Warren Buffett's been waiting years for a crash like this — but he might not be buying just yet

Rick Wilking/Reuters
- Warren Buffett socked away $321 billion while waiting for stocks to crash like they did Thursday.
- The legendary investor specializes in buying cut-price assets during periods of market panic.
- Buffett gurus told BI the billionaire may wait for lower prices or a clearer outlook before buying.
Warren Buffett famously says to "be greedy when others are fearful" and "when it rains gold, put out the bucket, not the thimble." The legendary bargain hunter has been waiting years for stocks to crash like they did on Thursday โ but he might not be buying yet.
President Donald Trump's declaration of a near-universal 10% tariff on foreign goods, and even steeper import taxes for the "worst offenders" such as China, vaporized $2.4 trillion or nearly a Nvidia's worth of market value from the S&P 500 on Thursday. The benchmark stock index tumbled further on Friday.
Some of Buffett's favorite stocks got spanked with Apple, American Express, Bank of America, and Occidental Petroleum all tumbling more than 9%.
Buffett didn't immediately respond to a request for comment.
The downturn is likely to hearten the Berkshire Hathaway CEO, given he's a value investor who seeks to buy businesses at a discount to their worth. He's also known to capitalize on crises, for example when he deployed a full $26 billion across five deals between 2008 and 2009.
Buffett wrote in his 2017 shareholder letter that sharp sell-offs can create "extraordinary opportunities" for investors who heed poet Rudyard Kipling's words to "keep your head when all about you are losing theirs."
However, surging valuations have priced him out of buying stocks, acquiring businesses, and even repurchasing his own company's stock in recent years.
Buffett, 94, has also offloaded a net $158 billion of stocks over the past two calendar years. Berkshire's cash pile has roughly tripled from under $110 billion in September 2022 to $321 billion at the end of 2024 โ that's bigger than Coca-Cola's market value.
Armed with an overflowing war chest, Buffett appears well-placed to wade into the market rout and scoop up stocks on the cheap. The internet certainly agrees โ social media is rife with comments and memes about Buffett sitting pretty while markets are in chaos.
Now we know why Buffett is sitting on 300 billion
โ Ryan Cohen (@ryancohen) April 3, 2025
Warren Buffett watching the stock market collapse while holding $300 Billion in T-Billspic.twitter.com/dkf6z23d0c
โ Geiger Capital (@Geiger_Capital) April 3, 2025
Wall Street has also rewarded Buffett's cash hoarding: Berkshire's stock price is up about 15% this year, trouncing the S&P's near-11% decline.
The share surge has added $23 billion to Buffett's personal fortune and vaulted him past the likes of LVMH's Bernard Arnault and Oracle's Larry Ellison into fourth place on the Bloomberg Billionaires Index.

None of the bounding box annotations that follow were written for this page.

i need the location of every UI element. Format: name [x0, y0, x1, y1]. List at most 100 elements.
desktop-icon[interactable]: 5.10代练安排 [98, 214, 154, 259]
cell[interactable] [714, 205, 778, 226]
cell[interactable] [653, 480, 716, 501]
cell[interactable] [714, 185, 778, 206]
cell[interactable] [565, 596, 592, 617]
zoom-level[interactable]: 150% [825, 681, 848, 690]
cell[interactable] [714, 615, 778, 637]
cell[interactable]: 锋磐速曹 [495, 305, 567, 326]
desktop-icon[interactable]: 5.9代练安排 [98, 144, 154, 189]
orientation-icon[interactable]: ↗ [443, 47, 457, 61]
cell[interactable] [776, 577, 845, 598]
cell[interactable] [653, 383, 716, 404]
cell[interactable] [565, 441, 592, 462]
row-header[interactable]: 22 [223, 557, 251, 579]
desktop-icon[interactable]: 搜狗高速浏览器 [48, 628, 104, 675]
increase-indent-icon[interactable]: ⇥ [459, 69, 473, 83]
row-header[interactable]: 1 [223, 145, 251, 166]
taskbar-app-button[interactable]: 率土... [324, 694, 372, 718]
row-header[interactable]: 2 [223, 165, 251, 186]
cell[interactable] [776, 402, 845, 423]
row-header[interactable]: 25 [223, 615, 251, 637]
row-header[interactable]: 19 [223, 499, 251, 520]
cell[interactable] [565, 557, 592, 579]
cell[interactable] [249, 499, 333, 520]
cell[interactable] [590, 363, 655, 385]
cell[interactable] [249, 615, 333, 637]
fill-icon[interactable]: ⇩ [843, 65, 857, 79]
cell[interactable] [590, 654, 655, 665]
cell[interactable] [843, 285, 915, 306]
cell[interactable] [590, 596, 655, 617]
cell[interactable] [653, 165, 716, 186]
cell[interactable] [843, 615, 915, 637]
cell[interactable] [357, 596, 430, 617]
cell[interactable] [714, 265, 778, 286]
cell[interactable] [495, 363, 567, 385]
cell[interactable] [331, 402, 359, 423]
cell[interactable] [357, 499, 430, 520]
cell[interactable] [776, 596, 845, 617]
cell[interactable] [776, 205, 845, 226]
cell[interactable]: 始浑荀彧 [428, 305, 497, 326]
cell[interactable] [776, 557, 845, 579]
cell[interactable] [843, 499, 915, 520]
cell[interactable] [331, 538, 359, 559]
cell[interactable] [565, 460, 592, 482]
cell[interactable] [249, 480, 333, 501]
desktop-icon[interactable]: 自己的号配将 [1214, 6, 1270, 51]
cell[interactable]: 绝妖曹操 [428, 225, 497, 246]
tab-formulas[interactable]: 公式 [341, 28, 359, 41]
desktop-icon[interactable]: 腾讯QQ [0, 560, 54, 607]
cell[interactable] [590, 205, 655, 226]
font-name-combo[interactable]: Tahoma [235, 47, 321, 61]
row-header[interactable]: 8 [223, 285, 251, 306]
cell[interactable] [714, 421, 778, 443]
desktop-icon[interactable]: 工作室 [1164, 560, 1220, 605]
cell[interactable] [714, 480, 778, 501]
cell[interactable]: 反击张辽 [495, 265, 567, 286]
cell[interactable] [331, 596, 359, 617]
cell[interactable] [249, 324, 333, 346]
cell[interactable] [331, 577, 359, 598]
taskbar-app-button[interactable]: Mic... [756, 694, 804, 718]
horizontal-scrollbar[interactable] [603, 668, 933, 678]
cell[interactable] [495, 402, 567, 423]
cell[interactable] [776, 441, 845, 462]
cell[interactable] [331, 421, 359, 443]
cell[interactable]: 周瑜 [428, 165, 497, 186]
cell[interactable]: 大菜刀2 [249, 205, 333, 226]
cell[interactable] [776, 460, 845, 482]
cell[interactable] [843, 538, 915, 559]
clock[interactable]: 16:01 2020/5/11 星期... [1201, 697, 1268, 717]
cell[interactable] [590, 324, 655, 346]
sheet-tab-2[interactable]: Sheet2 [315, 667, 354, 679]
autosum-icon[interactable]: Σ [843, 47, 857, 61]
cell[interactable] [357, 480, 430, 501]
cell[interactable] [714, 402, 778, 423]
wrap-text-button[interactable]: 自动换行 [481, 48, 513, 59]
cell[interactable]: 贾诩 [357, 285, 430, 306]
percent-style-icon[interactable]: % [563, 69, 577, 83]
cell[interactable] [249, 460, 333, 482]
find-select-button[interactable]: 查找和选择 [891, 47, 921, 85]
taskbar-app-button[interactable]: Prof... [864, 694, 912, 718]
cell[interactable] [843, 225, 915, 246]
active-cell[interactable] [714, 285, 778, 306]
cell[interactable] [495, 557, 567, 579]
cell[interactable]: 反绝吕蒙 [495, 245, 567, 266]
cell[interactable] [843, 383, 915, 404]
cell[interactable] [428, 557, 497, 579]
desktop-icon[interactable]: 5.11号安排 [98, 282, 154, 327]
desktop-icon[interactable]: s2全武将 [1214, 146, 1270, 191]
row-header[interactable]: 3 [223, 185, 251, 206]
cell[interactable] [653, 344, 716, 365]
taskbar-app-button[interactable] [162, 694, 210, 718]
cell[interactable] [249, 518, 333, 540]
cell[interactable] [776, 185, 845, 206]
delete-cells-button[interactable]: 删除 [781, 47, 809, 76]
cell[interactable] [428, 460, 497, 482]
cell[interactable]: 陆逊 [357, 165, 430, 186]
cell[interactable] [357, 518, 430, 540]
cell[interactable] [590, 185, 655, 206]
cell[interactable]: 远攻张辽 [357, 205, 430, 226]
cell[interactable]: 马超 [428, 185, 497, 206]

Yet the famously patient and disciplined investor might wait longer before pouncing.
"When prices fall, it certainly encourages Buffett to buy unless he views new permanent damage greater than the price discount," Steven Check told Business Insider. He oversees $2 billion of assets as the CEO of Check Capital Management and has attended every in-person Berkshire annual meeting since 1996.
Stocks may be cheaper than before, but Check said Buffett will likely "require a much larger drop to do significant buying."
Waiting game
Buffett's followers will likely have to wait until Berkshire's meeting in May or its second-quarter portfolio update in August to learn whether the investor topped up his holdings this week.
Steve Hanke, a professor of applied economics at Johns Hopkins University who's been teaching Buffett-style valuation to students for decades, told BI he's "watching his next move with the most careful and anxious attention" as it will "tell us a great deal about where he thinks the economy is going."
"If he plunges into the market and starts buying, it will signal that he believes the Trump tariffs were nothing more than a minor economic annoyance that created wonderful buying opportunities," he said. Hanke is a former economic advisor to President Ronald Reagan and was the president of Toronto Trust Argentina when it was the world's best-performing mutual fund in 1995.
If Buffett holds off, Hanke said it would suggest he's keeping in mind the Smoot-Hawley tariffs of March 1930, which "broke the back of the stock market, and helped to plunge the world into the Great Depression."
Hanke's "tentative guess" is that Buffett's knowledge of economic history will lead him to "remain on the sidelines, at least for a while" until the scope of what he's dealing with grows clearer.
If the frantic selling in markets continues, Buffett's moment might come sooner rather than later.